Les commentaires qui accompagnent le texte officiel annonçant la décision de Gates sont également inhabituels; là aussi, la forme, le lettre comptent; le secrétaire à la défense a voulu montrer que sa décision lui est imposée par le contexte, par le climat qui accompagnent cette compétition. C’est la confirmation que la forme de cette décision a bien une signification importante.
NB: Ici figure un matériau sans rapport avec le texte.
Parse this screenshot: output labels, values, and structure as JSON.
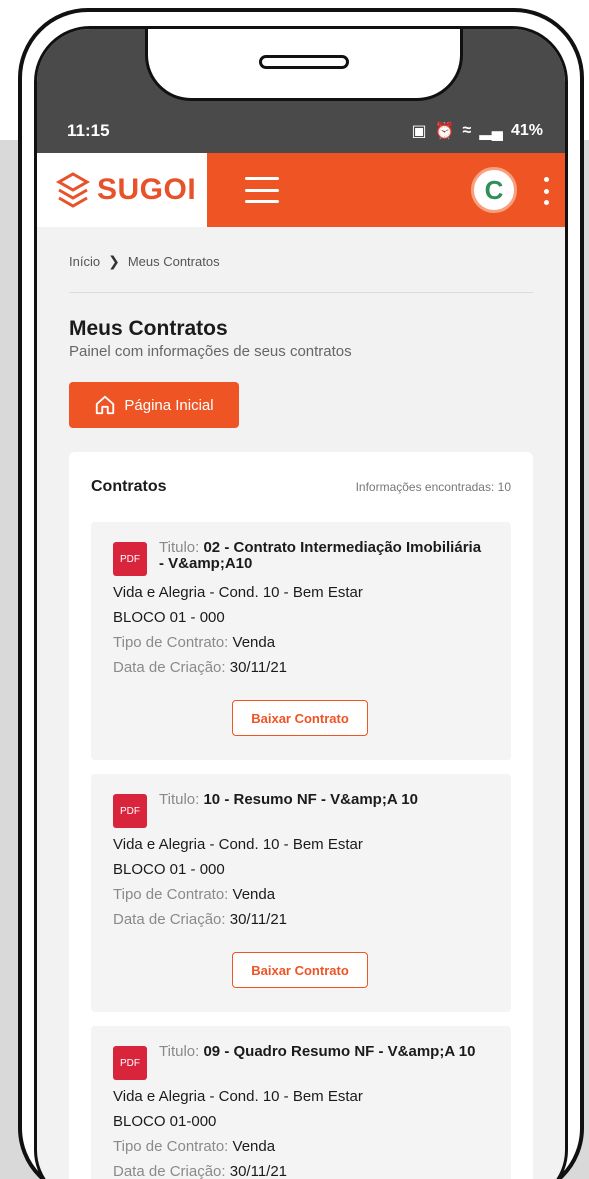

«Secretary Gates stated, “Over the past seven years the process has become enormously complex and emotional – in no small part because of mistakes and missteps along the way by the Department of Defense. It is my judgment that in the time remaining to us, we can no longer complete a competition that would be viewed as fair and objective in this highly charged environment. The resulting “cooling off” period will allow the next Administration to review objectively the military requirements and craft a new acquisition strategy for the KC-X.”»

Devant la Commission des Forces armées de la Chambre, hier, Gates a ajouté quelques commentaires expliquant la décision d’abandon de l’actuelle procédure: «Most recently, we have been engaged in discussions with the competing companies on changes to the draft RFP [request for proposals] that would address the findings and recommendations of the GAO's review of the Boeing protest. It is my judgment that in the time remaining to us, we can no longer complete a competition that would be viewed as fair and objective in this highly charged environment. The resulting “cooling off” period will allow the next Administration to review objectively the military requirements and craft a new acquisition strategy for the KC-X.»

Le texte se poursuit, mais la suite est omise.